Uf.  ¡Tiene que escribirlos! Por supuesto… todos estos límites parecen sensatos y 
necesarios, la verdad… Seguramente cualquier persona en su sano juicio no
querría meterse en este tipo de cosas. Pero se me ha revuelto el estómago.
—¿Quieres añadir algo? —me pregunta amablemente.
Mierda. No tengo ni idea. Estoy totalmente perpleja. Me mira y arruga la frente.
—¿Hay algo que no quieras hacer?
—No lo sé.
—¿Qué es eso de que no lo sabes?
Me remuevo incómoda y me muerdo el labio.
—Nunca he hecho cosas así.
—Bueno, ¿ha habido algo que no te ha gustado hacer en el sexo?
Por primera vez en lo que parecen siglos, me ruborizo.
—Puedes decírmelo, Anastasia. Si no somos sinceros, no va a funcionar.

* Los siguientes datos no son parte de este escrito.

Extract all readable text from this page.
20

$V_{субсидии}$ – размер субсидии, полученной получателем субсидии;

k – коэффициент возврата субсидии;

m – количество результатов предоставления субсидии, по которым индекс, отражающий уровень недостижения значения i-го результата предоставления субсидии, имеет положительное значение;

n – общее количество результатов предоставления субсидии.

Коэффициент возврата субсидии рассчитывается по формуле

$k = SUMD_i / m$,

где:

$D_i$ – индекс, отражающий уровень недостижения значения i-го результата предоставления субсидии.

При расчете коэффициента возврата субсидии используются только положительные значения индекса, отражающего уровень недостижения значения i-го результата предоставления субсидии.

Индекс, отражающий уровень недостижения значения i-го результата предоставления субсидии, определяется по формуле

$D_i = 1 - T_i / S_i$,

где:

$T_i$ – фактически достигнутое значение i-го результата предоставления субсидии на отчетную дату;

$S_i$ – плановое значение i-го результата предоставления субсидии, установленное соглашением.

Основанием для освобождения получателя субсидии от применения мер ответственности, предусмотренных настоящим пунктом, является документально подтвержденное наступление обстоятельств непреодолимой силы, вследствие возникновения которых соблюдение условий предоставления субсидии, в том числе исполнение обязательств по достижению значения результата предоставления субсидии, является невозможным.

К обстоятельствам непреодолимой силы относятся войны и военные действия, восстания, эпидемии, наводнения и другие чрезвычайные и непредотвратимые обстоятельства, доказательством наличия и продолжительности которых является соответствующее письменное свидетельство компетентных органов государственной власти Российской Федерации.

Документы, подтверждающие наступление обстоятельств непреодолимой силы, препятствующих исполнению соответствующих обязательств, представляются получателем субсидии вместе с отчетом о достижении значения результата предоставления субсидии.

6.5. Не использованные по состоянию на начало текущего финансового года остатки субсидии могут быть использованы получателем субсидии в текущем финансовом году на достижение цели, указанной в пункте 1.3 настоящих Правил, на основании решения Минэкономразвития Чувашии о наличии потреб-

Vuelvo a removerme incómoda y me contemplo los dedos nudosos.
—Dímelo —me pide.
—Bueno… Nunca me he acostado con nadie, así que no lo sé —le digo en voz 
baja.
Levanto los ojos hacia  él, que me mira boquiabierto, paralizado y pálido, muy 
pálido.
—¿Nunca? —susurra.
Asiento.
—¿Eres virgen?
Asiento con la cabeza y vuelvo a ruborizarme. Cierra los ojos y parece estar 
contando hasta diez. Cuando los abre, me mira enfadado.
—¿Por qué cojones no me lo habías dicho? —gruñe.